Goals of treatments

Here are some goals of different kinds of treatments.  The underlying views motivating each of these goals have critics.

Note: The narrative on this page is still in process of being written.

  • Elimination or suppression of symptoms and challenging behaviors
    • probable underlying view: Autism is behavioral in nature and training can reduce aberrant behaviors.
    • critique: Autism is behavioral but much more.
    • toward higher synthesis: How do you address behavioral issues skillfully while understanding that they can be driven or made worse by problems at other levels (like physical illness, sleep deprivation, pain, allergies, sensory overload, inadequately targeted pedagogy, etc.)?
  • Fixing neurological pathways through molecular intervention
    • probable underlying view: neurological problems are based in genetically caused molecular defects that may eventually be repaired or compensated for by carefully targeted pharmaceutical interventions carefully targeted at specific molecular targets
    • critique: neurological problems can be rooted in genetic but also in environmental challenges.  It may be harder to find precisely targeted molecular targets for environmental insults to molecular mechanisms.
    • toward higher synthesis:  integrating molecular understanding and intervention at the level of biochemistry and pathophysiology (including low-risk nutritional measures) may help build metabolic resiliency so the mechanisms impaired by toxic or other environmental insult can start working better.  This will reduce the likelihood that molecular intervention efficacy will be reduced by the ways environmental insults make the situation substantially worse.
  • Removal of obstacles
    • probable underlying viewpoint: autism involves pathophysiological processes that obstruct underlying circuitry from its full functionality
  • Provision of supports
  • Normalcy
    • probable underlying viewpoint: autism is a disorder defined by abnormal behaviors and the preferred state is being normal
  • Basic adaptive skills
    • probable underlying view: autism involves impairment and difficulty with skills important in everyday life.  These skills can be built by intensive training.
  • Communication skills
    • probable underlying belief: difficulties with communication are frustrating and get in the way of getting needs met and sharing with the world and getting more skills is a good idea
  • Social skills building
    • probable underlying belief: social skills do not come as “naturally” to people with autism as they do to neurotypcial individuals, but they can be trained with careful and persistent effort.
  • Resiliency
    • probable underlying viewpoint: autism can involve vulnerability at every level from cell and organ health to brain function, sensory threshold and emotional and social interaction.

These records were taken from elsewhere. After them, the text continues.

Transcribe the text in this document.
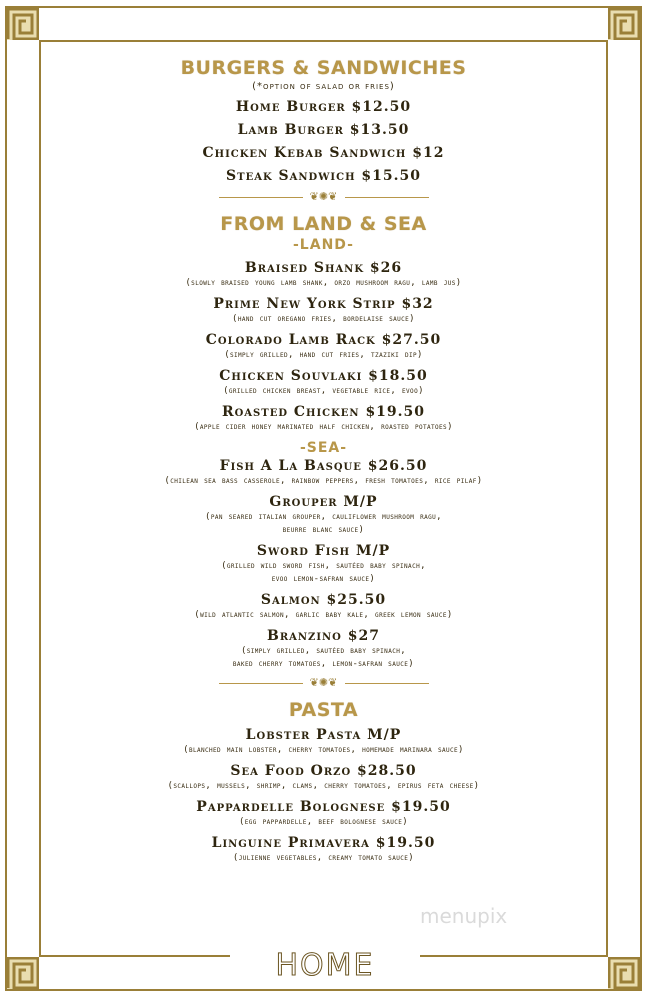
BURGERS & SANDWICHES

(*option of salad or fries)

Home Burger $12.50

Lamb Burger $13.50

Chicken Kebab Sandwich $12

Steak Sandwich $15.50

❦✺❦
FROM LAND & SEA

-LAND-

Braised Shank $26

(slowly braised young lamb shank, orzo mushroom ragu, lamb jus)

Prime New York Strip $32

(hand cut oregano fries, bordelaise sauce)

Colorado Lamb Rack $27.50

(simply grilled, hand cut fries, tzaziki dip)

Chicken Souvlaki $18.50

(grilled chicken breast, vegetable rice, evoo)

Roasted Chicken $19.50

(apple cider honey marinated half chicken, roasted potatoes)

-SEA-

Fish A La Basque $26.50

(chilean sea bass casserole, rainbow peppers, fresh tomatoes, rice pilaf)

Grouper M/P

(pan seared italian grouper, cauliflower mushroom ragu,

beurre blanc sauce)

Sword Fish M/P

(grilled wild sword fish, sautéed baby spinach,

evoo lemon-safran sauce)

Salmon $25.50

(wild atlantic salmon, garlic baby kale, greek lemon sauce)

Branzino $27

(simply grilled, sautéed baby spinach,

baked cherry tomatoes, lemon-safran sauce)

❦✺❦
PASTA

Lobster Pasta M/P

(blanched main lobster, cherry tomatoes, homemade marinara sauce)

Sea Food Orzo $28.50

(scallops, mussels, shrimp, clams, cherry tomatoes, epirus feta cheese)

Pappardelle Bolognese $19.50

(egg pappardelle, beef bolognese sauce)

Linguine Primavera $19.50

(julienne vegetables, creamy tomato sauce)

menupix
HOME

Better  health and more skills create a “buffer” to protect against being kicked around by circumstances.
  • Maximal options
    • probable underlying viewpoint:  The problem with so-called “impairments” is that they cut down on your options, and having more options gives more freedom.
  • Being extraordinary
    • probable underlying viewpoint: people with autism have unusual and extraordinary capabilities and with nurturance, support and rich learning opportunities may find rich ways of expressing and manifesting these.